Brandenburg verabschiedet Reform des öffentlich-rechtlichen Rundfunks
- Ungarn: Tisza-Partei gewinnt Parlamentswahl gegen Fidesz
- Evakuierung aus Tel Aviv während der Sirenen
- Spanien bestellt Geschäftsträger in Israel ein
- Die Gefahr des Monopols in der digitalen Wirtschaft
- Kubicki könnte FDP-Partei als neuer Chef prägen
- US-Vizepräsident J. D. Vance landet in Ramstein
- Orbán: Kiew wird Druschba-Ölpipeline nach Ungarn-Wahl wieder in Betrieb nehmen
Der brandenburgische Landtag hat am 19. November 2025 die Reform des öffentlich-rechtlichen Rundfunks (ÖRR) als letztes Landesparlament in Deutschland verabschiedet. Die Reform kann zum 1.
Dezember 2025 in Kraft treten und soll das Abstimmungsverhalten der BSW-Fraktion Brandenburgs beenden, das zu einer Krise innerhalb der Fraktion führte. Die Mehrheit der BSW-Abgeordneten hatte sich gegen die Reform ausgesprochen, aber 45 von insgesamt 84 Abgeordneten stimmten dafür. Der BSW-Landtagsabgeordnete Falk Peschel kündigte die Ablehnung des ÖRR-Reformstaatsvertrags durch die Mehrheit seiner Fraktion an, während die BSW-Landesvorsitzende Friederike Benda den Standpunkt der Fraktion bekräftigt hat.
Die Reform soll das Abstimmungsverhalten ändern und die großen Probleme des öffentlich-rechtlichen Rundfunks lösen. Die Änderung des Staatsvertrags für einen verbesserten Jugendschutz speziell in den Internetangeboten der Sender kam nach namentlicher Abstimmung durch. Die Mehrheit der BSW-Abgeordneten hatte sich gegen die Änderung ausgesprochen, aber 45 von insgesamt 84 Abgeordneten stimmten dafür.
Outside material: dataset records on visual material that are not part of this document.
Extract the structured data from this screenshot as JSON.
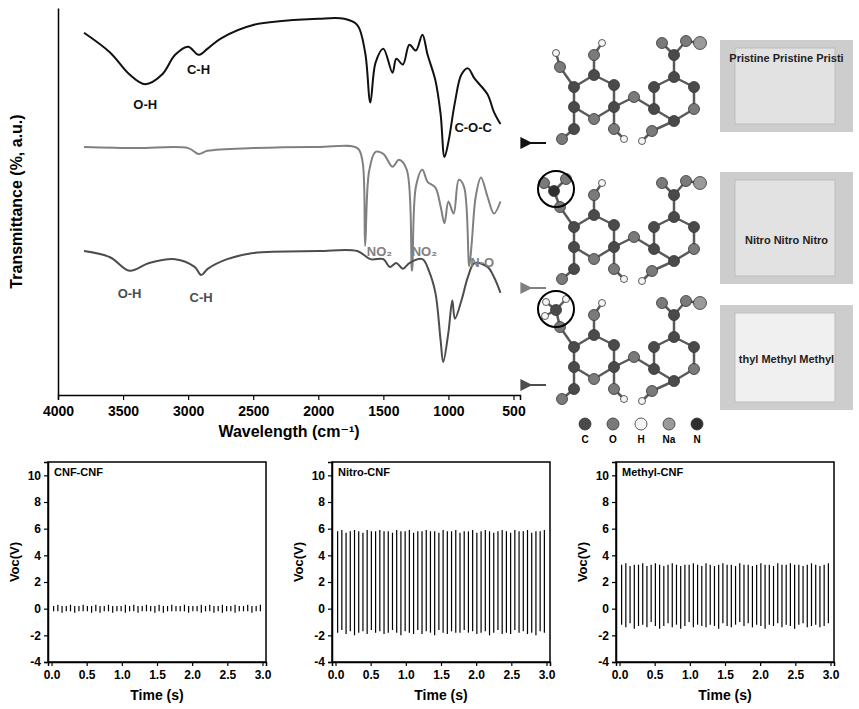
{
  "chart_data": [
    {
      "type": "line",
      "x_label": "Wavelength (cm⁻¹)",
      "y_label": "Transmittance (%, a.u.)",
      "xlim": [
        4000,
        450
      ],
      "xticks": [
        4000,
        3500,
        3000,
        2500,
        2000,
        1500,
        1000,
        500
      ],
      "ylim": [
        0,
        100
      ],
      "tick_labels": "x",
      "series": [
        {
          "color": "#111111",
          "x": [
            3800,
            3600,
            3450,
            3330,
            3200,
            3100,
            3000,
            2920,
            2850,
            2750,
            2500,
            2000,
            1800,
            1700,
            1640,
            1600,
            1560,
            1500,
            1430,
            1400,
            1350,
            1300,
            1250,
            1200,
            1160,
            1100,
            1060,
            1030,
            1000,
            950,
            900,
            850,
            800,
            700,
            650,
            600
          ],
          "values": [
            93.6,
            88.5,
            82.8,
            80.3,
            82.8,
            87.9,
            90.0,
            87.9,
            89.5,
            92.1,
            95.6,
            97.2,
            97.2,
            95.6,
            88.5,
            75.6,
            85.9,
            89.5,
            83.3,
            86.9,
            85.4,
            90.5,
            89.0,
            93.1,
            87.9,
            81.3,
            72.6,
            61.5,
            65.4,
            75.6,
            82.8,
            84.4,
            81.8,
            77.7,
            73.1,
            70.0
          ]
        },
        {
          "color": "#808080",
          "x": [
            3800,
            3400,
            3000,
            2920,
            2850,
            2500,
            2000,
            1700,
            1660,
            1640,
            1610,
            1560,
            1500,
            1430,
            1380,
            1320,
            1280,
            1250,
            1200,
            1160,
            1100,
            1060,
            1030,
            1000,
            960,
            920,
            880,
            840,
            820,
            790,
            750,
            700,
            650,
            600
          ],
          "values": [
            64.1,
            63.8,
            63.8,
            62.3,
            63.1,
            63.8,
            64.1,
            63.8,
            60.3,
            38.5,
            57.7,
            62.8,
            62.3,
            59.0,
            60.8,
            58.2,
            32.1,
            53.8,
            58.2,
            55.1,
            53.6,
            48.7,
            44.4,
            50.0,
            46.9,
            55.6,
            53.8,
            33.3,
            39.7,
            51.3,
            56.2,
            51.3,
            46.9,
            50.0
          ]
        },
        {
          "color": "#4d4d4d",
          "x": [
            3800,
            3600,
            3450,
            3300,
            3100,
            2950,
            2900,
            2850,
            2700,
            2500,
            2000,
            1700,
            1600,
            1500,
            1450,
            1400,
            1350,
            1300,
            1200,
            1150,
            1100,
            1060,
            1040,
            1000,
            970,
            950,
            900,
            850,
            800,
            700,
            650,
            600
          ],
          "values": [
            37.2,
            35.6,
            32.1,
            34.1,
            35.1,
            33.1,
            31.0,
            32.6,
            35.1,
            36.7,
            37.2,
            37.2,
            35.1,
            35.1,
            33.1,
            34.1,
            32.6,
            34.1,
            35.1,
            32.1,
            26.4,
            14.1,
            8.5,
            16.2,
            24.4,
            19.7,
            24.4,
            30.5,
            34.1,
            33.1,
            30.5,
            26.4
          ]
        }
      ],
      "annotations": [
        {
          "text": "O-H",
          "x": 3330,
          "y": 74,
          "color": "#111111"
        },
        {
          "text": "C-H",
          "x": 2920,
          "y": 83,
          "color": "#111111"
        },
        {
          "text": "C-O-C",
          "x": 810,
          "y": 68,
          "color": "#111111"
        },
        {
          "text": "NO₂",
          "x": 1530,
          "y": 36,
          "color": "#808080"
        },
        {
          "text": "NO₂",
          "x": 1185,
          "y": 36,
          "color": "#808080"
        },
        {
          "text": "N-O",
          "x": 740,
          "y": 33,
          "color": "#808080"
        },
        {
          "text": "O-H",
          "x": 3450,
          "y": 25,
          "color": "#4d4d4d"
        },
        {
          "text": "C-H",
          "x": 2900,
          "y": 24,
          "color": "#4d4d4d"
        }
      ]
    },
    {
      "type": "spike",
      "title": "CNF-CNF",
      "x_label": "Time (s)",
      "y_label": "Voc(V)",
      "xlim": [
        -0.05,
        3.05
      ],
      "xticks": [
        {
          "value": 0,
          "label": "0.0"
        },
        0.5,
        {
          "value": 1,
          "label": "1.0"
        },
        1.5,
        {
          "value": 2,
          "label": "2.0"
        },
        2.5,
        {
          "value": 3,
          "label": "3.0"
        }
      ],
      "ylim": [
        -4,
        11
      ],
      "yticks": [
        -4,
        -2,
        0,
        2,
        4,
        6,
        8,
        10
      ],
      "color": "#000000",
      "x": [
        0.03,
        0.09,
        0.15,
        0.21,
        0.27,
        0.33,
        0.39,
        0.45,
        0.51,
        0.57,
        0.63,
        0.69,
        0.75,
        0.81,
        0.87,
        0.93,
        0.99,
        1.05,
        1.11,
        1.17,
        1.23,
        1.29,
        1.35,
        1.41,
        1.47,
        1.53,
        1.59,
        1.65,
        1.71,
        1.77,
        1.83,
        1.89,
        1.95,
        2.01,
        2.07,
        2.13,
        2.19,
        2.25,
        2.31,
        2.37,
        2.43,
        2.49,
        2.55,
        2.61,
        2.67,
        2.73,
        2.79,
        2.85,
        2.91,
        2.97
      ],
      "values": [
        0.2,
        0.3,
        0.2,
        0.2,
        0.3,
        0.2,
        0.2,
        0.3,
        0.2,
        0.2,
        0.3,
        0.2,
        0.2,
        0.3,
        0.2,
        0.2,
        0.2,
        0.3,
        0.2,
        0.3,
        0.2,
        0.2,
        0.3,
        0.2,
        0.2,
        0.3,
        0.2,
        0.2,
        0.3,
        0.2,
        0.2,
        0.3,
        0.2,
        0.2,
        0.2,
        0.3,
        0.2,
        0.3,
        0.2,
        0.2,
        0.3,
        0.2,
        0.2,
        0.3,
        0.2,
        0.2,
        0.3,
        0.2,
        0.2,
        0.3
      ],
      "min_values": [
        -0.2,
        -0.2,
        -0.3,
        -0.2,
        -0.2,
        -0.3,
        -0.2,
        -0.2,
        -0.2,
        -0.3,
        -0.2,
        -0.3,
        -0.2,
        -0.2,
        -0.3,
        -0.2,
        -0.2,
        -0.3,
        -0.2,
        -0.2,
        -0.3,
        -0.2,
        -0.2,
        -0.2,
        -0.3,
        -0.2,
        -0.3,
        -0.2,
        -0.2,
        -0.2,
        -0.2,
        -0.2,
        -0.3,
        -0.2,
        -0.2,
        -0.3,
        -0.2,
        -0.2,
        -0.3,
        -0.2,
        -0.3,
        -0.2,
        -0.2,
        -0.3,
        -0.2,
        -0.2,
        -0.2,
        -0.3,
        -0.2,
        -0.2
      ]
    },
    {
      "type": "spike",
      "title": "Nitro-CNF",
      "x_label": "Time (s)",
      "y_label": "Voc(V)",
      "xlim": [
        -0.05,
        3.05
      ],
      "xticks": [
        {
          "value": 0,
          "label": "0.0"
        },
        0.5,
        {
          "value": 1,
          "label": "1.0"
        },
        1.5,
        {
          "value": 2,
          "label": "2.0"
        },
        2.5,
        {
          "value": 3,
          "label": "3.0"
        }
      ],
      "ylim": [
        -4,
        11
      ],
      "yticks": [
        -4,
        -2,
        0,
        2,
        4,
        6,
        8,
        10
      ],
      "color": "#000000",
      "x": [
        0.03,
        0.09,
        0.15,
        0.21,
        0.27,
        0.33,
        0.39,
        0.45,
        0.51,
        0.57,
        0.63,
        0.69,
        0.75,
        0.81,
        0.87,
        0.93,
        0.99,
        1.05,
        1.11,
        1.17,
        1.23,
        1.29,
        1.35,
        1.41,
        1.47,
        1.53,
        1.59,
        1.65,
        1.71,
        1.77,
        1.83,
        1.89,
        1.95,
        2.01,
        2.07,
        2.13,
        2.19,
        2.25,
        2.31,
        2.37,
        2.43,
        2.49,
        2.55,
        2.61,
        2.67,
        2.73,
        2.79,
        2.85,
        2.91,
        2.97
      ],
      "values": [
        5.8,
        5.9,
        5.7,
        5.8,
        5.9,
        5.8,
        5.7,
        5.9,
        5.8,
        5.8,
        5.9,
        5.8,
        5.8,
        5.7,
        5.9,
        5.8,
        5.8,
        5.9,
        5.7,
        5.8,
        5.8,
        5.9,
        5.8,
        5.8,
        5.7,
        5.9,
        5.8,
        5.8,
        5.9,
        5.7,
        5.8,
        5.8,
        5.9,
        5.7,
        5.8,
        5.9,
        5.8,
        5.7,
        5.8,
        5.9,
        5.8,
        5.7,
        5.9,
        5.8,
        5.8,
        5.9,
        5.7,
        5.8,
        5.8,
        5.9
      ],
      "min_values": [
        -1.8,
        -1.6,
        -1.9,
        -1.7,
        -2.0,
        -1.8,
        -1.7,
        -1.9,
        -1.6,
        -1.8,
        -1.7,
        -1.9,
        -1.8,
        -1.6,
        -1.8,
        -2.0,
        -1.7,
        -1.8,
        -1.9,
        -1.6,
        -1.9,
        -1.7,
        -1.8,
        -2.0,
        -1.6,
        -1.8,
        -1.9,
        -1.7,
        -1.8,
        -1.8,
        -1.6,
        -1.8,
        -1.7,
        -1.9,
        -1.8,
        -1.7,
        -2.0,
        -1.8,
        -1.6,
        -1.9,
        -1.8,
        -1.9,
        -1.6,
        -1.8,
        -1.7,
        -1.9,
        -1.8,
        -2.0,
        -1.7,
        -1.8
      ]
    },
    {
      "type": "spike",
      "title": "Methyl-CNF",
      "x_label": "Time (s)",
      "y_label": "Voc(V)",
      "xlim": [
        -0.05,
        3.05
      ],
      "xticks": [
        {
          "value": 0,
          "label": "0.0"
        },
        0.5,
        {
          "value": 1,
          "label": "1.0"
        },
        1.5,
        {
          "value": 2,
          "label": "2.0"
        },
        2.5,
        {
          "value": 3,
          "label": "3.0"
        }
      ],
      "ylim": [
        -4,
        11
      ],
      "yticks": [
        -4,
        -2,
        0,
        2,
        4,
        6,
        8,
        10
      ],
      "color": "#000000",
      "x": [
        0.03,
        0.09,
        0.15,
        0.21,
        0.27,
        0.33,
        0.39,
        0.45,
        0.51,
        0.57,
        0.63,
        0.69,
        0.75,
        0.81,
        0.87,
        0.93,
        0.99,
        1.05,
        1.11,
        1.17,
        1.23,
        1.29,
        1.35,
        1.41,
        1.47,
        1.53,
        1.59,
        1.65,
        1.71,
        1.77,
        1.83,
        1.89,
        1.95,
        2.01,
        2.07,
        2.13,
        2.19,
        2.25,
        2.31,
        2.37,
        2.43,
        2.49,
        2.55,
        2.61,
        2.67,
        2.73,
        2.79,
        2.85,
        2.91,
        2.97
      ],
      "values": [
        3.3,
        3.4,
        3.2,
        3.3,
        3.3,
        3.4,
        3.2,
        3.3,
        3.4,
        3.3,
        3.2,
        3.3,
        3.4,
        3.3,
        3.2,
        3.3,
        3.3,
        3.4,
        3.3,
        3.2,
        3.4,
        3.3,
        3.2,
        3.3,
        3.4,
        3.3,
        3.3,
        3.2,
        3.4,
        3.3,
        3.3,
        3.2,
        3.3,
        3.4,
        3.3,
        3.3,
        3.2,
        3.4,
        3.3,
        3.3,
        3.4,
        3.3,
        3.3,
        3.2,
        3.3,
        3.4,
        3.3,
        3.2,
        3.3,
        3.4
      ],
      "min_values": [
        -1.2,
        -1.4,
        -1.1,
        -1.5,
        -1.3,
        -1.2,
        -1.4,
        -1.0,
        -1.3,
        -1.5,
        -1.3,
        -1.1,
        -1.4,
        -1.2,
        -1.5,
        -1.3,
        -1.0,
        -1.4,
        -1.2,
        -1.3,
        -1.4,
        -1.2,
        -1.3,
        -1.5,
        -1.1,
        -1.3,
        -1.4,
        -1.2,
        -1.0,
        -1.3,
        -1.1,
        -1.4,
        -1.2,
        -1.3,
        -1.5,
        -1.2,
        -1.3,
        -1.1,
        -1.4,
        -1.2,
        -1.3,
        -1.5,
        -1.2,
        -1.1,
        -1.4,
        -1.3,
        -1.2,
        -1.4,
        -1.3,
        -1.1
      ]
    }
  ],
  "illustrations": {
    "element_legend": [
      "C",
      "O",
      "H",
      "Na",
      "N"
    ],
    "film_labels": [
      "Pristine Pristine Pristi",
      "Nitro Nitro Nitro",
      "thyl Methyl Methyl"
    ]
  }
}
Der BSW-Landtagsabgeordnete Falk Peschel kündigte die Ablehnung des ÖRR-Reformstaatsvertrags durch die Mehrheit seiner Fraktion an, während die BSW-Landesvorsitzende Friederike Benda den Standpunkt der Fraktion bekräftigt hat. Die Reform soll das Abstimmungsverhalten ändern und die großen Probleme des öffentlich-rechtlichen Rundfunks lösen. Die Änderung des Staatsvertrags für einen verbesserten Jugendschutz speziell in den Internetangeboten der Sender kam nach namentlicher Abstimmung durch.
Die Mehrheit der BSW-Abgeordneten hatte sich gegen die Änderung ausgesprochen, aber 45 von insgesamt 84 Abgeordneten stimmten dafür. Der BSW-Landtagsabgeordnete Falk Peschel kündigte die Ablehnung des ÖRR-Reformstaatsvertrags durch die Mehrheit seiner Fraktion an, während die BSW-Landesvorsitzende Friederike Benda den Standpunkt der Fraktion bekräftigt hat. Die Reform soll das Abstimmungsverhalten ändern und die großen Probleme des öffentlich-rechtlichen Rundfunks lösen.